N’est-ce pas cela aussi, l’effet papillon?

Valérie Sandoz

Valérie est engagée sur la réduction des déchets à titre privé depuis des années. Elle est l'auteur de plusieurs guides, donne des conférences, des cours et anime des ateliers. Géographe et ethnologue de formation, elle interroge notre façon de consommer et partage ses découvertes. Adepte du «fait maison» (conserves alimentaires, lacto-fermentation, cosmétiques, produits de nettoyage, etc.), Valérie anime un blog personnel consacré à la cuisine sans gluten, à la réduction des déchets et du gaspillage et à un mode de vie simple et joyeux.

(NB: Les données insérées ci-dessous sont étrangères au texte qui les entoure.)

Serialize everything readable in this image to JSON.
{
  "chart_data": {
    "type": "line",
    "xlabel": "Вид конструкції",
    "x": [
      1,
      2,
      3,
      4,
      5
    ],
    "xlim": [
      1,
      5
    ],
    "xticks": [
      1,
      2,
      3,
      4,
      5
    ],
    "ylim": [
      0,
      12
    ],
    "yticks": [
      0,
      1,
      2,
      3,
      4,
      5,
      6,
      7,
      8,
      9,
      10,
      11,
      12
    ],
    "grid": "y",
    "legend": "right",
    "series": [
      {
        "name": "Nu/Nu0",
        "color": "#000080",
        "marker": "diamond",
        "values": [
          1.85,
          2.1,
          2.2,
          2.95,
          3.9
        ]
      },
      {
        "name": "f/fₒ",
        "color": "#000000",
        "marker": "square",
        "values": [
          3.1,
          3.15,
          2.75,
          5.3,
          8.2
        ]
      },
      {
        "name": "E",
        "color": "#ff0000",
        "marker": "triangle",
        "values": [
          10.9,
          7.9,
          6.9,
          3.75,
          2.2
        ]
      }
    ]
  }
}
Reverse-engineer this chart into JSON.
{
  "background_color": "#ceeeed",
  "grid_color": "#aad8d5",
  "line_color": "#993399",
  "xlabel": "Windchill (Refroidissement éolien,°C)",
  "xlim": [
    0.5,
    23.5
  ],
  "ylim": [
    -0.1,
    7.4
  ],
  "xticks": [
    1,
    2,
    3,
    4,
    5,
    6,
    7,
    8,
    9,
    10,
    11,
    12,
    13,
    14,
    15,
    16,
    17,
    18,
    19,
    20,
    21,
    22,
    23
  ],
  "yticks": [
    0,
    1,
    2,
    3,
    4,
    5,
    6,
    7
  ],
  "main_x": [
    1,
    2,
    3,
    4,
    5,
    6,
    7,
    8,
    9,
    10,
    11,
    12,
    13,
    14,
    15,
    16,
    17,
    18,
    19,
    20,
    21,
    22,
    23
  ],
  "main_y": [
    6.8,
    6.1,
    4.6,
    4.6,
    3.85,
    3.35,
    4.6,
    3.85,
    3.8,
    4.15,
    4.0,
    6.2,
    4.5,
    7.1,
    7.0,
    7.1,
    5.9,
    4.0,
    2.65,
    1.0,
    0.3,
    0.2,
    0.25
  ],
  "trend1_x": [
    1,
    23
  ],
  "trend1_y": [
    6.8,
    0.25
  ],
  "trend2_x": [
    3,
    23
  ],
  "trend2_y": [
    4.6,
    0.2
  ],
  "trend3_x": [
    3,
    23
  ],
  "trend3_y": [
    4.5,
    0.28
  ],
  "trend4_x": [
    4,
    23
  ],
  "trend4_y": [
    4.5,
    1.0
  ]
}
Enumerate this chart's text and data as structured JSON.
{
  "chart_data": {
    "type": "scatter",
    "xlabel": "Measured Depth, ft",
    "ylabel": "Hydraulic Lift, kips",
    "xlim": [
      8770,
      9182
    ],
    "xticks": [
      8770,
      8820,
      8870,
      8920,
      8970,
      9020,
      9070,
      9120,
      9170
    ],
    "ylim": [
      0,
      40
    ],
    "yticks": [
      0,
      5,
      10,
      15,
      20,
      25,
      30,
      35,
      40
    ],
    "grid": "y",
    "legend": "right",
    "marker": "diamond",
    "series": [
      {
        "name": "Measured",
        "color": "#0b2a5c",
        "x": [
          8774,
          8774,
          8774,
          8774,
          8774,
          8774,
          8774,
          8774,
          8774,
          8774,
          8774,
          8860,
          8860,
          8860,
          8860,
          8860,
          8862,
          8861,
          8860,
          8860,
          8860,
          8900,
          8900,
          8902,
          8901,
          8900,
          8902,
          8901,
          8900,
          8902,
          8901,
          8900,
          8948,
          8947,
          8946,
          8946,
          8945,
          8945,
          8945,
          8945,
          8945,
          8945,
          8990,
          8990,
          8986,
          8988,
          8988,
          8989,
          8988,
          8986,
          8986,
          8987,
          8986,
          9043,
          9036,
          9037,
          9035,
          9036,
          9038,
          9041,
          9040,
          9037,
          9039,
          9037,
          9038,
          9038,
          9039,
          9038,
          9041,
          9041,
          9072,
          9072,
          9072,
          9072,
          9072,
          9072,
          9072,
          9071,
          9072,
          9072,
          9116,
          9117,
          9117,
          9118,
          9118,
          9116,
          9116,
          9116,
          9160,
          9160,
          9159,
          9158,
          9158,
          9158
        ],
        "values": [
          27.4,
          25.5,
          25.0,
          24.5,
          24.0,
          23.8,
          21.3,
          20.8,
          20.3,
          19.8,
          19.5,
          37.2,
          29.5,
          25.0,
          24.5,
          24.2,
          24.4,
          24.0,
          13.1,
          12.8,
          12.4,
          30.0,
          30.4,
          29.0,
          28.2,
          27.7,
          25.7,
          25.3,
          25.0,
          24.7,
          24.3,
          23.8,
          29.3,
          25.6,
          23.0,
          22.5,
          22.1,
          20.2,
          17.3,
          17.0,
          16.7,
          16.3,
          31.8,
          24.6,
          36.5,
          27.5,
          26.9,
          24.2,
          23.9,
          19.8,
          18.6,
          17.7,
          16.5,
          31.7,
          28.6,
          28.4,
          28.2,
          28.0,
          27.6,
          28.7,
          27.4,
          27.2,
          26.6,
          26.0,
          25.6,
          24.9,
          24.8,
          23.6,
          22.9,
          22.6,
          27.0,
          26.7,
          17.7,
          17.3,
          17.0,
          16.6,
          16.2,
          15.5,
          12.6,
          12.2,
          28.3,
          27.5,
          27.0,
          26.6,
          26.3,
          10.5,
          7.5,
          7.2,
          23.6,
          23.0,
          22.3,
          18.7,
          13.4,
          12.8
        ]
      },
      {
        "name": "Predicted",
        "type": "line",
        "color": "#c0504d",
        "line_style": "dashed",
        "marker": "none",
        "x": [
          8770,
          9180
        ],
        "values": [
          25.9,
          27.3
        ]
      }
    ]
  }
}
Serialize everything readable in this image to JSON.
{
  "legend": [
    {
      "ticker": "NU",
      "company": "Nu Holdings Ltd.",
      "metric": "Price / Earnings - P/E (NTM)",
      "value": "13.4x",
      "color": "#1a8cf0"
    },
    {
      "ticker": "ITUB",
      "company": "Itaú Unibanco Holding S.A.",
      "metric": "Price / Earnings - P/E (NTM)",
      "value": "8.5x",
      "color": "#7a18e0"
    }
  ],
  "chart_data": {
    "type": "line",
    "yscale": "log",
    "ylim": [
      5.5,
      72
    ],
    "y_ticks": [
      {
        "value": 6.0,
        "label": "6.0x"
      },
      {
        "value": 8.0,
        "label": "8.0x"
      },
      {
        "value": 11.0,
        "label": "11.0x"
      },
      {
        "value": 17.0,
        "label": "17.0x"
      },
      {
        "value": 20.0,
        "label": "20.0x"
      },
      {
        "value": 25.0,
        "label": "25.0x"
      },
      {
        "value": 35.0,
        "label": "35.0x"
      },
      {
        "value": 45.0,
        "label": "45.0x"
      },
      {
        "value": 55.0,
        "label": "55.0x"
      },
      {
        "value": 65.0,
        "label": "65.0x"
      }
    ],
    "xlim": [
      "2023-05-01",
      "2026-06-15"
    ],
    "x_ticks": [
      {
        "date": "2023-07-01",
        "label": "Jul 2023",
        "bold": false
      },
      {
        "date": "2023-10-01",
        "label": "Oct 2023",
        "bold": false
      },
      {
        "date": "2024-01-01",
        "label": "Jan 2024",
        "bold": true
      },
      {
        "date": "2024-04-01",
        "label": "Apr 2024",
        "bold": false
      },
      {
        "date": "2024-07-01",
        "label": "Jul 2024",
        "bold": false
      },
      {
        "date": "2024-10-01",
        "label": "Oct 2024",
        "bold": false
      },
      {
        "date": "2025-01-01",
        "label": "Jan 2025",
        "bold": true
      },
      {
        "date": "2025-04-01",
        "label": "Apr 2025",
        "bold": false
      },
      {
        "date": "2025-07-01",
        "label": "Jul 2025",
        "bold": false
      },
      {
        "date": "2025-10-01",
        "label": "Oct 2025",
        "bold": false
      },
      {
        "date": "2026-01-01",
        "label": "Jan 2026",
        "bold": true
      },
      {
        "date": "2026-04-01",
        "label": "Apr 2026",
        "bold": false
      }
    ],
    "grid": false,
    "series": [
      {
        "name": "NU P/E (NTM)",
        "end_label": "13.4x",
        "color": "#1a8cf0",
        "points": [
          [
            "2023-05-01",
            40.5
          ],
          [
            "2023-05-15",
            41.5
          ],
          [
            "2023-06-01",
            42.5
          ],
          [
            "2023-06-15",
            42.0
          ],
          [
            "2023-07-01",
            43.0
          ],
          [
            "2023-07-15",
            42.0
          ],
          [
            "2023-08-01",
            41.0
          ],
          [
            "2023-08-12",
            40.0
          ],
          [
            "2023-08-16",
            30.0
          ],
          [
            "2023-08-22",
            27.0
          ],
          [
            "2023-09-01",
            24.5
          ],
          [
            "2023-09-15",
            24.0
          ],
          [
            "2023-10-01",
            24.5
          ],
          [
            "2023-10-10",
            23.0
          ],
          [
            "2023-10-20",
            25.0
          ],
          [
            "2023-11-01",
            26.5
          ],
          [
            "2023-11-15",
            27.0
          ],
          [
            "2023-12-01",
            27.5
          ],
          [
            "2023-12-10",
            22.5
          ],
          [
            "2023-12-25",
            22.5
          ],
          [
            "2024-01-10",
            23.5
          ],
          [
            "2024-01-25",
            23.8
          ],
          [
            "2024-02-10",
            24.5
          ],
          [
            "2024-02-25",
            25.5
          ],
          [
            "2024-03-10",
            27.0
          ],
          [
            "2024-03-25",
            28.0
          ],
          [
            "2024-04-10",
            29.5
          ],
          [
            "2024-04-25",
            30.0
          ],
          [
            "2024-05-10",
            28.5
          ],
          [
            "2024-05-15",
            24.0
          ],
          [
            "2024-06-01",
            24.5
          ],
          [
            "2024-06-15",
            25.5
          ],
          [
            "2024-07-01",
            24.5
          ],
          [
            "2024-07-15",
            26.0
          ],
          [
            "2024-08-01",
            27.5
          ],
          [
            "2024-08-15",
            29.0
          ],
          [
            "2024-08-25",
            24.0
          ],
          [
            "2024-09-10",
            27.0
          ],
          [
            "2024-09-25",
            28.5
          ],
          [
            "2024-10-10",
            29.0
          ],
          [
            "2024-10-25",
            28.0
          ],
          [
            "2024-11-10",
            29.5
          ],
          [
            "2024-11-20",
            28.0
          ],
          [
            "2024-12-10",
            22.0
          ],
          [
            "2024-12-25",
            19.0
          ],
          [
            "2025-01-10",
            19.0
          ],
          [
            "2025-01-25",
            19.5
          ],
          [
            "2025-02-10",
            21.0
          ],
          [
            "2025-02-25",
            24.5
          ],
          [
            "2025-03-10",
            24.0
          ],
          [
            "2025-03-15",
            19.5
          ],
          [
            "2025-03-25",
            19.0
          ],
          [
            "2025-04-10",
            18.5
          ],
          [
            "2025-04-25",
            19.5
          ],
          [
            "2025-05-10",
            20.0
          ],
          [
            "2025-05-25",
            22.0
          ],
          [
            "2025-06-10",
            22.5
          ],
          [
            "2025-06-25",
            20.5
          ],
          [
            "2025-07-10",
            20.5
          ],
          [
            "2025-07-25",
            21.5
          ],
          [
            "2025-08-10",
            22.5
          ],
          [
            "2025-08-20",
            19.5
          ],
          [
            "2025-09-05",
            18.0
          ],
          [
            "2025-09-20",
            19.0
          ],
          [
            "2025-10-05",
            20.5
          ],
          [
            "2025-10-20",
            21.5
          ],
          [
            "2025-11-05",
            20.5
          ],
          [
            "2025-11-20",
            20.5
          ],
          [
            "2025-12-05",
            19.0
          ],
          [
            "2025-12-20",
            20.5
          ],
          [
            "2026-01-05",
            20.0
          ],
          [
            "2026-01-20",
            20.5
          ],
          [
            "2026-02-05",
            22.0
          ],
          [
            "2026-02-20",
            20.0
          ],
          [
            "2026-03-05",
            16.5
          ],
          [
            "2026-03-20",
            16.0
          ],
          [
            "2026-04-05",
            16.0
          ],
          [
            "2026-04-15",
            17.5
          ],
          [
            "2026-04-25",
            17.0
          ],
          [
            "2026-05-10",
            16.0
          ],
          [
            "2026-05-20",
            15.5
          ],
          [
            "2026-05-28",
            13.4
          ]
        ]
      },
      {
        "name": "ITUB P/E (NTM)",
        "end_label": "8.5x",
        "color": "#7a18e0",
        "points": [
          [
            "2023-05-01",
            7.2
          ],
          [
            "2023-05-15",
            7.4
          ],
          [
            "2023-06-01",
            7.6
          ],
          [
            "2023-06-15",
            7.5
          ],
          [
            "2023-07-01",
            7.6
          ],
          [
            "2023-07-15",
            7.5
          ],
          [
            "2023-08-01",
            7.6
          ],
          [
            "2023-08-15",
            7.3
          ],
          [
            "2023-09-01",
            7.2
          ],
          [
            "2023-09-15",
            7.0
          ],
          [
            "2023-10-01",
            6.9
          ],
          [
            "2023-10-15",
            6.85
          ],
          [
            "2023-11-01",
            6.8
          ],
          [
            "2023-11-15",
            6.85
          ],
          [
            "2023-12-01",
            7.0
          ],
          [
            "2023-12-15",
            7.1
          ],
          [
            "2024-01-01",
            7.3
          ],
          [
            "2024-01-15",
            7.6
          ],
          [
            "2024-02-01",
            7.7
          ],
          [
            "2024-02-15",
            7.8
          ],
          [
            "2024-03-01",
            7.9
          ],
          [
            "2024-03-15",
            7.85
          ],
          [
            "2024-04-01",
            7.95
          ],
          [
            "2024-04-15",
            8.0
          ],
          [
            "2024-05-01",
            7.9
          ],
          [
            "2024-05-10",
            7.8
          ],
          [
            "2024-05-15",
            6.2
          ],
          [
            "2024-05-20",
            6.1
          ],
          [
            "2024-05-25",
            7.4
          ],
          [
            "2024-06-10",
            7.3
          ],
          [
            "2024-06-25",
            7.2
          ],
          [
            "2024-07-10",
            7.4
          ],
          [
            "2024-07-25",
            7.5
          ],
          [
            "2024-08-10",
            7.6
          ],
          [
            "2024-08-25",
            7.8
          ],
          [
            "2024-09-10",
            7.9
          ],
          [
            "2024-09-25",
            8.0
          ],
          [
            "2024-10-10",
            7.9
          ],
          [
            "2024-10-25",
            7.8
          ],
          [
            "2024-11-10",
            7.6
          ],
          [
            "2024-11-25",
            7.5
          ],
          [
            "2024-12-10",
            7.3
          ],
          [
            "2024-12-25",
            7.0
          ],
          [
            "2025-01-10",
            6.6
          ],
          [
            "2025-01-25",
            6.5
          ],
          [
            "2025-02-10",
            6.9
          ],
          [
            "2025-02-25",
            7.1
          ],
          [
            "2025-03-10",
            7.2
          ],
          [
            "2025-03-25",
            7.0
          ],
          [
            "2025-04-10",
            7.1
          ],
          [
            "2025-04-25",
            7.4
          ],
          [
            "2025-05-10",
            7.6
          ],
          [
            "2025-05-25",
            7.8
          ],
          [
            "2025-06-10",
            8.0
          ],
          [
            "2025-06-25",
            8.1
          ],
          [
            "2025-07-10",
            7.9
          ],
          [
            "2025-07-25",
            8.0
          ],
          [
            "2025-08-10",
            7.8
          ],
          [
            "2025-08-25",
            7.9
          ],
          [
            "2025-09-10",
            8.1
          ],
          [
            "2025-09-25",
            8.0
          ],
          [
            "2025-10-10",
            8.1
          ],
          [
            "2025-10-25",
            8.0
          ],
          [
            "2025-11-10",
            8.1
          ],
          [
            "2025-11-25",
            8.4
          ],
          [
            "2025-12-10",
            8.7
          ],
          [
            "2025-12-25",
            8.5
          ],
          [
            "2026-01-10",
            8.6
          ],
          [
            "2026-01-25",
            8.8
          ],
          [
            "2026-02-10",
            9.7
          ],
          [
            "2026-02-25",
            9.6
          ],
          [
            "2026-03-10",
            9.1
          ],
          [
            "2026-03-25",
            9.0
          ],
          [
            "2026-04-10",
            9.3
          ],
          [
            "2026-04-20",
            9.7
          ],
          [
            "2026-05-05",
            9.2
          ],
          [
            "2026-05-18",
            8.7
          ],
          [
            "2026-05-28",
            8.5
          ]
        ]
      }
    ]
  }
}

2 réponses à “L’effet papillon de mon chocolat

  1. Vous écrivez: pas d’emballages inutiles, de production locale, en production respectueuse de l’environnement et des humains (donc bio et de commerce équitable), naturel. (Nous sommes tous d’accord avec vous.) Par contre:
    L’ENVIRONNEMENT AVANT LES HUMAINS, DONT NOUS PROFITONS DE LEURS ENVIRONNEMENT (CACAO, CAFÉ) AVANT DES HUMAINS QUI TRAIVAILLE LE CACAO POUR UN POURBOIRE! Dernièrement j’ai regardé un reportage sur ce sujet du Cacao. Les gens gagne même pas assez pour envoyer leurs enfants à l’école. Un responsable était interviewé. Sa réponse: Nous avons construit des écoles pour les enfants des ouvriers. Quelle arrogance! S’ils gagneraient assez d’argent, ils n’auriont pas besoin de nos aumônes! J’adore le Chocolat, le Café. Quoi faire? J’aime les articles qui amènent à un monde un peu meilleurs et surtout de lequel résulte une action!
    Cordialement, Mirta Grüter

    1. Bonjour Mirta,
      J’ai aussi regardé ce reportage de ABE sur les labels UTZ et Fairtrade, avec effarement (à revoir ici: https://pages.rts.ch/emissions/abe/10157120-prix-de-lessence-le-cout-de-pompe.html#timeline-anchor-segment-10266840). C’est sans doute celui que vous avez vu. C’était après la rédaction de cet article. Jusqu’à présent, je me suis fiée à l’analyse d’organismes et d’associations reconnues, comme le WWF ou la FRC (voir ici: https://www.frc.ch/labels-alimentaires-evalues/). Il est impératif maintenant d’en savoir plus. Est-ce que ce reportage est emblématique de toute une situation ou seulement un cas particulier, une exception qui a échappé aux contrôles? Il faut interpeller l’émission ABE pour cela. Voilà une première action! La seconde action: en attendant, susprendre la consommation de chocolat… cela ne va pas être facile, en ce qui me concerne!